Volunteer camp is a chance for kids entering sixth through ninth grades to learn about volunteering and the organizations in their community that rely on the help of volunteers.
"It's different as a high schooler looking back," Knoch said, and yet, it's also very much the same. During her four weeks as a counselor, Knoch has visited some of the same places she went as a camper. But rather than removing brush at Oldfield Oaks or cleaning up the goat barn at Hanson Center, Knoch is there to supervise and encourage this year's campers.
The Community House offers four four-day sessions of volunteer camp, all of which are supervised by Knoch, recreation and athletics supervisor Kelci Bednar, and intern Kenton Guerig.
Each session runs from Monday to Thursday and includes a visit to Willowbrook Corner, Hanson Center, and two other nearby destinations in need of a few helping hands.
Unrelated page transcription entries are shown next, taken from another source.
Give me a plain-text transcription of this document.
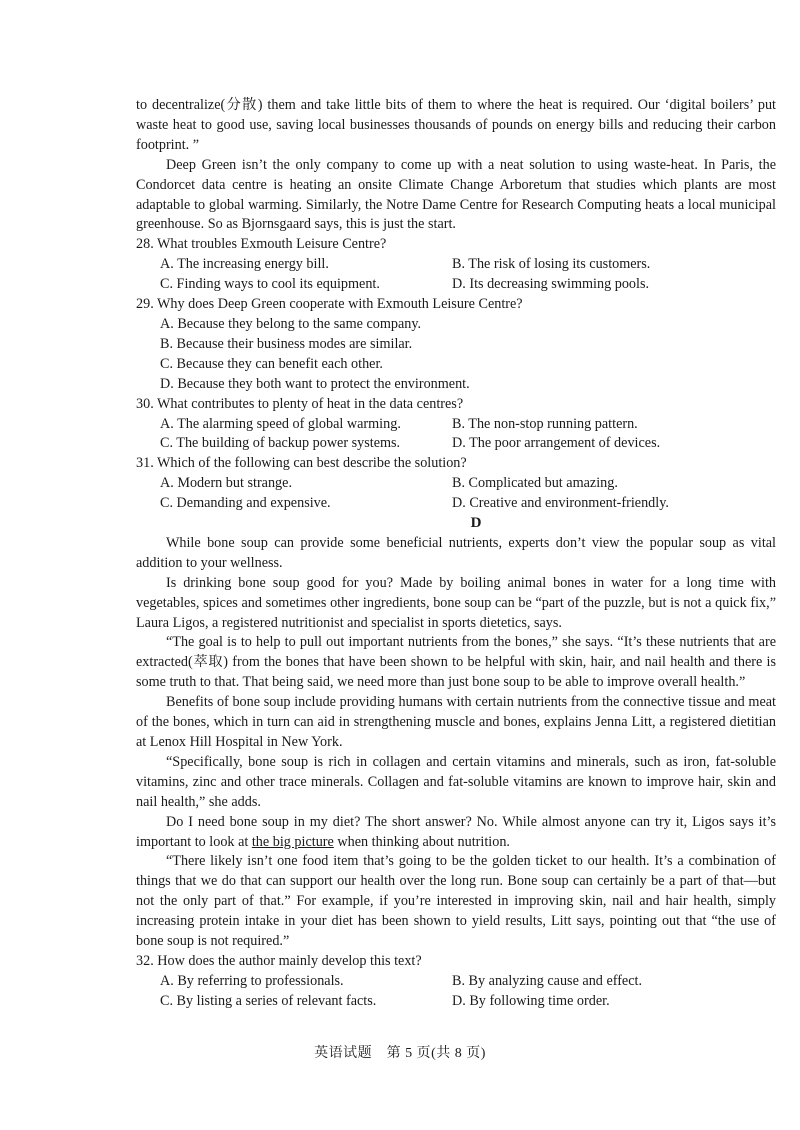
to decentralize(分散) them and take little bits of them to where the heat is required. Our ‘digital boilers’ put waste heat to good use, saving local businesses thousands of pounds on energy bills and reducing their carbon footprint. ”

Deep Green isn’t the only company to come up with a neat solution to using waste-heat. In Paris, the Condorcet data centre is heating an onsite Climate Change Arboretum that studies which plants are most adaptable to global warming. Similarly, the Notre Dame Centre for Research Computing heats a local municipal greenhouse. So as Bjornsgaard says, this is just the start.

28. What troubles Exmouth Leisure Centre?

A. The increasing energy bill.	B. The risk of losing its customers.
C. Finding ways to cool its equipment.	D. Its decreasing swimming pools.

29. Why does Deep Green cooperate with Exmouth Leisure Centre?

A. Because they belong to the same company.
B. Because their business modes are similar.
C. Because they can benefit each other.
D. Because they both want to protect the environment.

30. What contributes to plenty of heat in the data centres?

A. The alarming speed of global warming.	B. The non-stop running pattern.
C. The building of backup power systems.	D. The poor arrangement of devices.

31. Which of the following can best describe the solution?

A. Modern but strange.	B. Complicated but amazing.
C. Demanding and expensive.	D. Creative and environment-friendly.
D

While bone soup can provide some beneficial nutrients, experts don’t view the popular soup as vital addition to your wellness.

Is drinking bone soup good for you? Made by boiling animal bones in water for a long time with vegetables, spices and sometimes other ingredients, bone soup can be “part of the puzzle, but is not a quick fix,” Laura Ligos, a registered nutritionist and specialist in sports dietetics, says.

“The goal is to help to pull out important nutrients from the bones,” she says. “It’s these nutrients that are extracted(萃取) from the bones that have been shown to be helpful with skin, hair, and nail health and there is some truth to that. That being said, we need more than just bone soup to be able to improve overall health.”

Benefits of bone soup include providing humans with certain nutrients from the connective tissue and meat of the bones, which in turn can aid in strengthening muscle and bones, explains Jenna Litt, a registered dietitian at Lenox Hill Hospital in New York.

“Specifically, bone soup is rich in collagen and certain vitamins and minerals, such as iron, fat-soluble vitamins, zinc and other trace minerals. Collagen and fat-soluble vitamins are known to improve hair, skin and nail health,” she adds.

Do I need bone soup in my diet? The short answer? No. While almost anyone can try it, Ligos says it’s important to look at the big picture when thinking about nutrition.

“There likely isn’t one food item that’s going to be the golden ticket to our health. It’s a combination of things that we do that can support our health over the long run. Bone soup can certainly be a part of that—but not the only part of that.” For example, if you’re interested in improving skin, nail and hair health, simply increasing protein intake in your diet has been shown to yield results, Litt says, pointing out that “the use of bone soup is not required.”

32. How does the author mainly develop this text?

A. By referring to professionals.	B. By analyzing cause and effect.
C. By listing a series of relevant facts.	D. By following time order.
英语试题　第 5 页(共 8 页)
Knoch said each day begins with the campers' arrival at The Community House at about 9 a.m. Knoch leads the campers in games and ice breakers to help them get acquainted in the half hour before they depart to the day's destination.
At Willowbrook Corner, where children in first through eighth grades are cared for during the summer, campers participate in whatever is planned for the day. Sometimes they play games or accompany the children on walks, Bednar said.
The work at Hanson Center, which is home to many animals, varies depending on what needs to be done.
"We clean toys, clean saddles," Knoch said.
Some campers use their camp hours to fulfill requirements for service hours, but Volunteer Camp also teaches campers about the needs and resources of their community, Knoch said, and how they can help. Most visits include a tour and information about the organization and its work in the community, followed by about two hours of hands-on work.
Campers return to The Community House at noon, leaving them and Knoch with an afternoon to spend however they please.
"That's one of my favorite things about it," said Knoch, who enjoys the balance between work and relaxation that her summer job offers.
Since attending camp herself, Knoch said she has come to realize the importance of giving her time. She's now a member of the Habitat for Humanity organization at Hinsdale Central High School, as well as Family Career and Consumer Leaders of America, which teaches kids skills such as cooking, baking and sewing. The group also prepared food for a homeless shelter.
Knoch said Willowbrook Corner is a favorite of nearly every camper, but she remembers Mayslake in Oak Brook as one her best camp experiences. She pulled weeds outside and sorted through donated books in the historic building.
Even as a counselor, Volunteer Camp held some new experiences for Knoch, who had never visited Harvester Place assisted living in Burr Ridge before this summer's camp.
Bednar said learning is a big part of the job. She said she sees the summer position as a chance to learn leadership skills that can follow the summer counselor into school and beyond. She said she tries to give the summer counselor as much responsibility as possible, not to make her own job easier, but to prepare him or her for whatever their next job might be.
Bednar said a main purpose of Volunteer Camp is to teach young people that they can have fun while doing something to help their community. Knoch said she learned that lesson as a camper and is learning it all over again as a counselor.